| Title: | Mathematics at DEC | 
| Moderator: | RUSURE::EDP | 
| Created: | Mon Feb 03 1986 | 
| Last Modified: | Fri Jun 06 1997 | 
| Last Successful Update: | Fri Jun 06 1997 | 
| Number of topics: | 2083 | 
| Total number of notes: | 14613 | 
    I'm drawing a logarithmic spiral as defined in polar coordinates by the
    equation:
    
    	r = a * exp(t)
    
    Where a is a constant, and r is the radius, t the angle. This is a
    convenient parametric form and I can readily compute (x,y) coordinates
    via the standard substitutions (x,y) = (r cos(t),r sin(t)).
    
    Trouble is I also want to occasionally draw a tangent to the spiral
    for a few (random) values of t. But since the equation is in polar form
    (and not really even a function!) I don't remember how to go about
    calculating the derivative.
    
    Anybody happen to remember enough calculus to help out here?
    
      John
| T.R | Title | User | Personal Name | Date | Lines | 
|---|---|---|---|---|---|
| 1910.1 | SWAG | AUSSIE::GARSON | achtentachtig kacheltjes | Sun Nov 20 1994 21:13 | 14 | 
|     re .0
    
    I think you can *informally* deal with this using the following.
    
    dy   dy   dx
    -- = -- / --
    dx   dt   dt
    
    Substituting everything in should eventually give you dy/dx as a
    function of t.
    
    For your particular function I get dy/dx = (sin t + cos t)/(cos t - sin t)
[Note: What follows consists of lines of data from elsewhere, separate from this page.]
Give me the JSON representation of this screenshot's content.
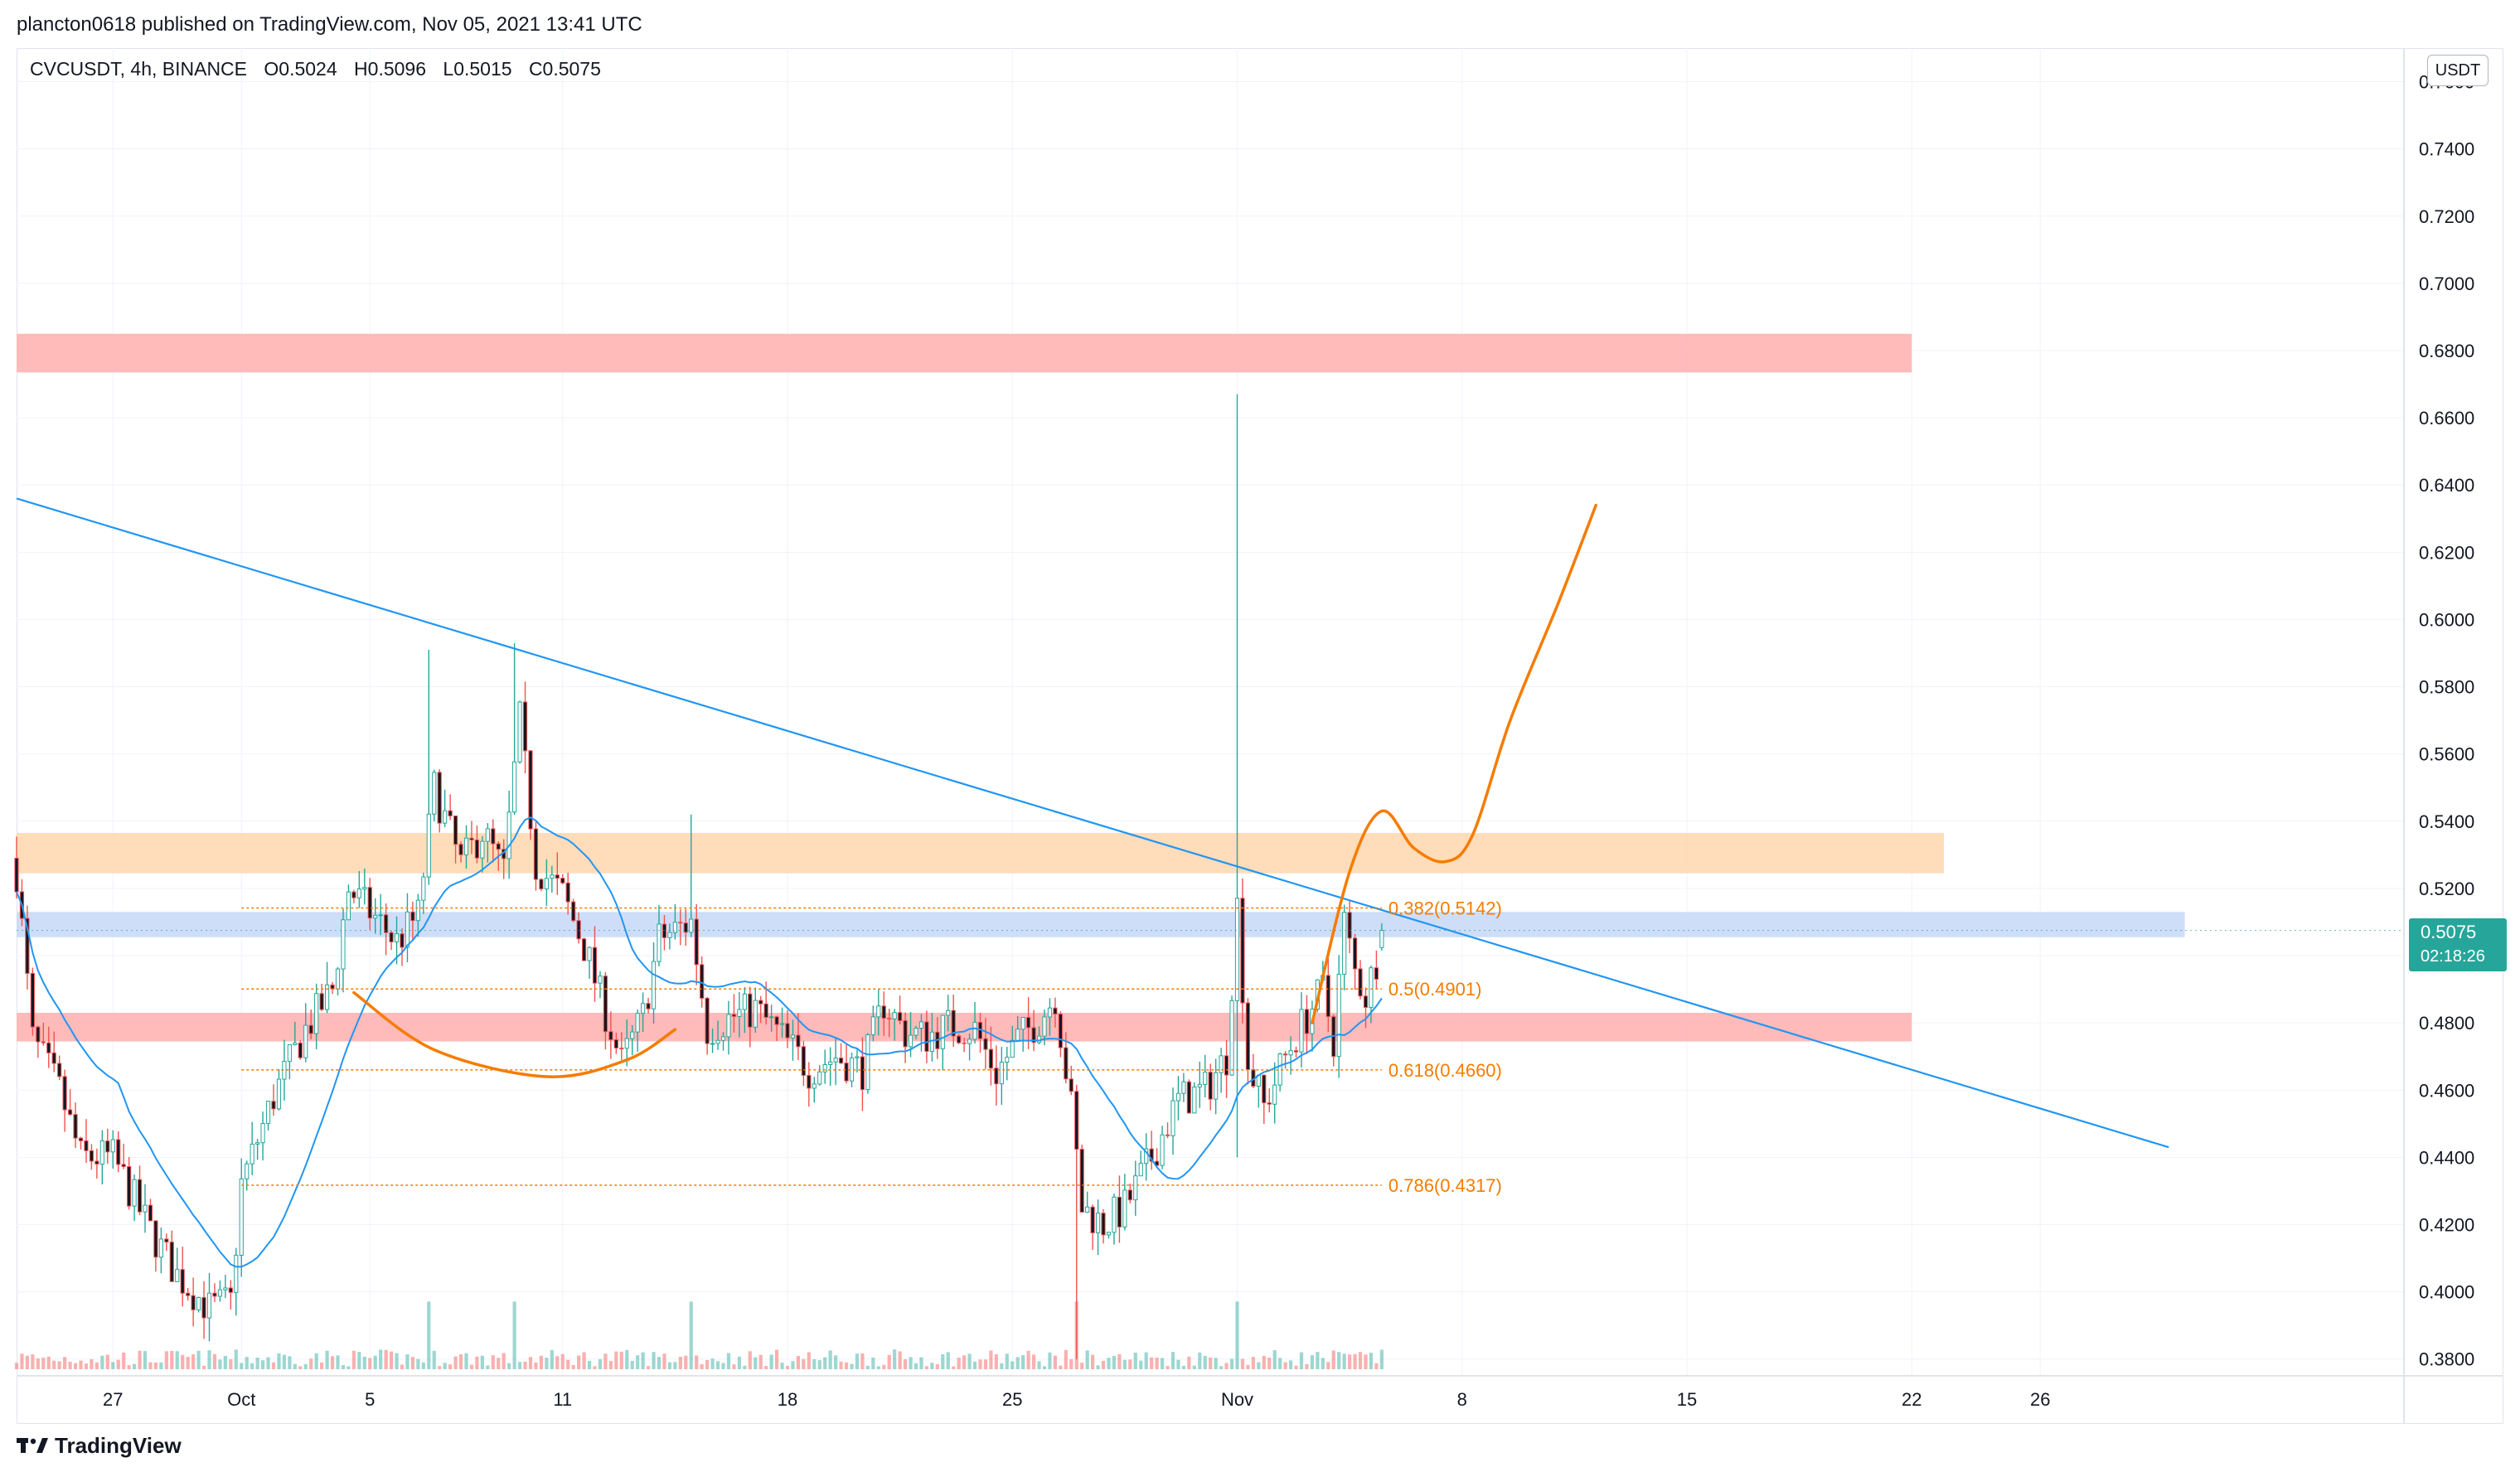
{
  "header": {
    "published_by": "plancton0618 published on TradingView.com, Nov 05, 2021 13:41 UTC"
  },
  "legend": {
    "symbol": "CVCUSDT, 4h, BINANCE",
    "open": "O0.5024",
    "high": "H0.5096",
    "low": "L0.5015",
    "close": "C0.5075"
  },
  "price_axis": {
    "unit": "USDT",
    "last_price": "0.5075",
    "countdown": "02:18:26"
  },
  "footer": {
    "brand": "TradingView"
  },
  "colors": {
    "up": "#26a69a",
    "down": "#ef5350",
    "candle_up_body": "#ffffff",
    "candle_down_body": "#131722",
    "ma": "#2196f3",
    "trendline": "#2196f3",
    "projection": "#f57c00",
    "fib": "#f57c00",
    "resistance_zone": "#ffb3b3",
    "supply_zone": "#ffd8b3",
    "blue_zone": "#c5d8f8",
    "grid": "#f0f3fa"
  },
  "chart_data": {
    "type": "candlestick",
    "symbol": "CVCUSDT",
    "timeframe": "4h",
    "exchange": "BINANCE",
    "ylim": [
      0.375,
      0.77
    ],
    "y_ticks": [
      "0.3800",
      "0.4000",
      "0.4200",
      "0.4400",
      "0.4600",
      "0.4800",
      "0.5000",
      "0.5200",
      "0.5400",
      "0.5600",
      "0.5800",
      "0.6000",
      "0.6200",
      "0.6400",
      "0.6600",
      "0.6800",
      "0.7000",
      "0.7200",
      "0.7400",
      "0.7600"
    ],
    "x_ticks": [
      {
        "label": "27",
        "date": "2021-09-27"
      },
      {
        "label": "Oct",
        "date": "2021-10-01"
      },
      {
        "label": "5",
        "date": "2021-10-05"
      },
      {
        "label": "11",
        "date": "2021-10-11"
      },
      {
        "label": "18",
        "date": "2021-10-18"
      },
      {
        "label": "25",
        "date": "2021-10-25"
      },
      {
        "label": "Nov",
        "date": "2021-11-01"
      },
      {
        "label": "8",
        "date": "2021-11-08"
      },
      {
        "label": "15",
        "date": "2021-11-15"
      },
      {
        "label": "22",
        "date": "2021-11-22"
      },
      {
        "label": "26",
        "date": "2021-11-26"
      }
    ],
    "waypoints": [
      {
        "date": "2021-09-24T00:00",
        "price": 0.525
      },
      {
        "date": "2021-09-24T12:00",
        "price": 0.475
      },
      {
        "date": "2021-09-25T08:00",
        "price": 0.46
      },
      {
        "date": "2021-09-26T00:00",
        "price": 0.44
      },
      {
        "date": "2021-09-27T00:00",
        "price": 0.44
      },
      {
        "date": "2021-09-28T04:00",
        "price": 0.418
      },
      {
        "date": "2021-09-29T00:00",
        "price": 0.405
      },
      {
        "date": "2021-09-30T00:00",
        "price": 0.395
      },
      {
        "date": "2021-09-30T16:00",
        "price": 0.397
      },
      {
        "date": "2021-10-01T00:00",
        "price": 0.432
      },
      {
        "date": "2021-10-02T00:00",
        "price": 0.458
      },
      {
        "date": "2021-10-03T00:00",
        "price": 0.478
      },
      {
        "date": "2021-10-03T20:00",
        "price": 0.49
      },
      {
        "date": "2021-10-04T08:00",
        "price": 0.52
      },
      {
        "date": "2021-10-05T00:00",
        "price": 0.513
      },
      {
        "date": "2021-10-05T20:00",
        "price": 0.504
      },
      {
        "date": "2021-10-06T12:00",
        "price": 0.512
      },
      {
        "date": "2021-10-07T00:00",
        "price": 0.55
      },
      {
        "date": "2021-10-07T20:00",
        "price": 0.527
      },
      {
        "date": "2021-10-08T12:00",
        "price": 0.537
      },
      {
        "date": "2021-10-09T04:00",
        "price": 0.525
      },
      {
        "date": "2021-10-09T16:00",
        "price": 0.57
      },
      {
        "date": "2021-10-10T04:00",
        "price": 0.527
      },
      {
        "date": "2021-10-11T00:00",
        "price": 0.518
      },
      {
        "date": "2021-10-11T16:00",
        "price": 0.503
      },
      {
        "date": "2021-10-12T08:00",
        "price": 0.483
      },
      {
        "date": "2021-10-12T20:00",
        "price": 0.468
      },
      {
        "date": "2021-10-13T12:00",
        "price": 0.482
      },
      {
        "date": "2021-10-14T00:00",
        "price": 0.505
      },
      {
        "date": "2021-10-15T00:00",
        "price": 0.51
      },
      {
        "date": "2021-10-15T12:00",
        "price": 0.478
      },
      {
        "date": "2021-10-16T08:00",
        "price": 0.482
      },
      {
        "date": "2021-10-17T00:00",
        "price": 0.484
      },
      {
        "date": "2021-10-18T00:00",
        "price": 0.474
      },
      {
        "date": "2021-10-18T16:00",
        "price": 0.466
      },
      {
        "date": "2021-10-19T12:00",
        "price": 0.47
      },
      {
        "date": "2021-10-20T08:00",
        "price": 0.466
      },
      {
        "date": "2021-10-21T00:00",
        "price": 0.486
      },
      {
        "date": "2021-10-21T16:00",
        "price": 0.477
      },
      {
        "date": "2021-10-22T08:00",
        "price": 0.476
      },
      {
        "date": "2021-10-23T00:00",
        "price": 0.479
      },
      {
        "date": "2021-10-23T20:00",
        "price": 0.478
      },
      {
        "date": "2021-10-24T12:00",
        "price": 0.465
      },
      {
        "date": "2021-10-25T04:00",
        "price": 0.475
      },
      {
        "date": "2021-10-25T20:00",
        "price": 0.481
      },
      {
        "date": "2021-10-26T08:00",
        "price": 0.488
      },
      {
        "date": "2021-10-26T20:00",
        "price": 0.455
      },
      {
        "date": "2021-10-27T04:00",
        "price": 0.425
      },
      {
        "date": "2021-10-27T20:00",
        "price": 0.42
      },
      {
        "date": "2021-10-28T12:00",
        "price": 0.425
      },
      {
        "date": "2021-10-29T08:00",
        "price": 0.44
      },
      {
        "date": "2021-10-30T04:00",
        "price": 0.457
      },
      {
        "date": "2021-10-31T00:00",
        "price": 0.46
      },
      {
        "date": "2021-10-31T16:00",
        "price": 0.47
      },
      {
        "date": "2021-11-01T00:00",
        "price": 0.515
      },
      {
        "date": "2021-11-01T08:00",
        "price": 0.468
      },
      {
        "date": "2021-11-01T20:00",
        "price": 0.455
      },
      {
        "date": "2021-11-02T12:00",
        "price": 0.47
      },
      {
        "date": "2021-11-03T04:00",
        "price": 0.482
      },
      {
        "date": "2021-11-03T16:00",
        "price": 0.49
      },
      {
        "date": "2021-11-04T00:00",
        "price": 0.475
      },
      {
        "date": "2021-11-04T08:00",
        "price": 0.51
      },
      {
        "date": "2021-11-04T16:00",
        "price": 0.495
      },
      {
        "date": "2021-11-05T00:00",
        "price": 0.488
      },
      {
        "date": "2021-11-05T08:00",
        "price": 0.499
      },
      {
        "date": "2021-11-05T14:00",
        "price": 0.5075
      }
    ],
    "ma_period": 20,
    "trendline": {
      "start": {
        "date": "2021-09-24T00:00",
        "price": 0.636
      },
      "end": {
        "date": "2021-11-30T00:00",
        "price": 0.443
      }
    },
    "zones": [
      {
        "name": "resistance",
        "from": 0.6735,
        "to": 0.685,
        "end_date": "2021-11-22"
      },
      {
        "name": "supply",
        "from": 0.5245,
        "to": 0.5365,
        "end_date": "2021-11-23"
      },
      {
        "name": "blue",
        "from": 0.5055,
        "to": 0.513,
        "end_date": "2021-11-30T12:00"
      },
      {
        "name": "support",
        "from": 0.4745,
        "to": 0.483,
        "end_date": "2021-11-22"
      }
    ],
    "fib_levels": [
      {
        "label": "0.382(0.5142)",
        "price": 0.5142
      },
      {
        "label": "0.5(0.4901)",
        "price": 0.4901
      },
      {
        "label": "0.618(0.4660)",
        "price": 0.466
      },
      {
        "label": "0.786(0.4317)",
        "price": 0.4317
      }
    ],
    "fib_range": {
      "start_date": "2021-10-01",
      "end_date": "2021-11-05T12:00"
    },
    "spikes": [
      {
        "date": "2021-11-01T00:00",
        "high": 0.667,
        "low": 0.44
      },
      {
        "date": "2021-10-06T20:00",
        "high": 0.591
      },
      {
        "date": "2021-10-09T12:00",
        "high": 0.593
      },
      {
        "date": "2021-10-15T00:00",
        "high": 0.542
      },
      {
        "date": "2021-10-27T00:00",
        "low": 0.38
      }
    ],
    "projection_curve": [
      {
        "date": "2021-11-03T08:00",
        "price": 0.48
      },
      {
        "date": "2021-11-04T12:00",
        "price": 0.525
      },
      {
        "date": "2021-11-05T12:00",
        "price": 0.543
      },
      {
        "date": "2021-11-06T12:00",
        "price": 0.532
      },
      {
        "date": "2021-11-07T12:00",
        "price": 0.528
      },
      {
        "date": "2021-11-08T08:00",
        "price": 0.536
      },
      {
        "date": "2021-11-09T12:00",
        "price": 0.57
      },
      {
        "date": "2021-11-11T00:00",
        "price": 0.605
      },
      {
        "date": "2021-11-12T04:00",
        "price": 0.634
      }
    ],
    "rounding_curve": [
      {
        "date": "2021-10-04T12:00",
        "price": 0.489
      },
      {
        "date": "2021-10-07T00:00",
        "price": 0.472
      },
      {
        "date": "2021-10-10T12:00",
        "price": 0.464
      },
      {
        "date": "2021-10-13T00:00",
        "price": 0.469
      },
      {
        "date": "2021-10-14T12:00",
        "price": 0.478
      }
    ]
  }
}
    and I think that probably simplifies but I can't remember my trig formulae.
    dy/dx = tan(t+pi/4) ?
 | |||||
| 1910.2 | WRKSYS::ROTH | Geometry is the real life! | Mon Nov 21 1994 15:44 | 19 | |
|    You could just take the velocity vector and normalize it to a unit
   vector to get the tangent
	P(t) = (a exp(t) cos(t), a exp(t) sin(t))
	V(t) = (a exp(t) (cos(t) - sin(t)), a exp(t) (sin(t) + cos(t)))
    V(t) doesn't vanish away from the origin so the x and y components can
    be normalized.
    You could even do something sleazy like make a small change up and
    down in t and use central differences to approximate the derivative
    to second order accuracy if you don't want to figure it out :-)
    This example is trivial, but I've often had complicated functions
    and have compared the numerical estimate with the analytic derivative
    to check on mistakes in the latter.
    - Jim
 | |||||
| 1910.3 | AUSSIE::GARSON | achtentachtig kacheltjes | Mon Nov 21 1994 16:21 | 5 | |
|     additional to .1
    
    .2 reminds me to observe that the velocity vector makes a constant
    angle with the position vector (in this case pi/4) which I believe is
    characteristic of a logarithmic spiral.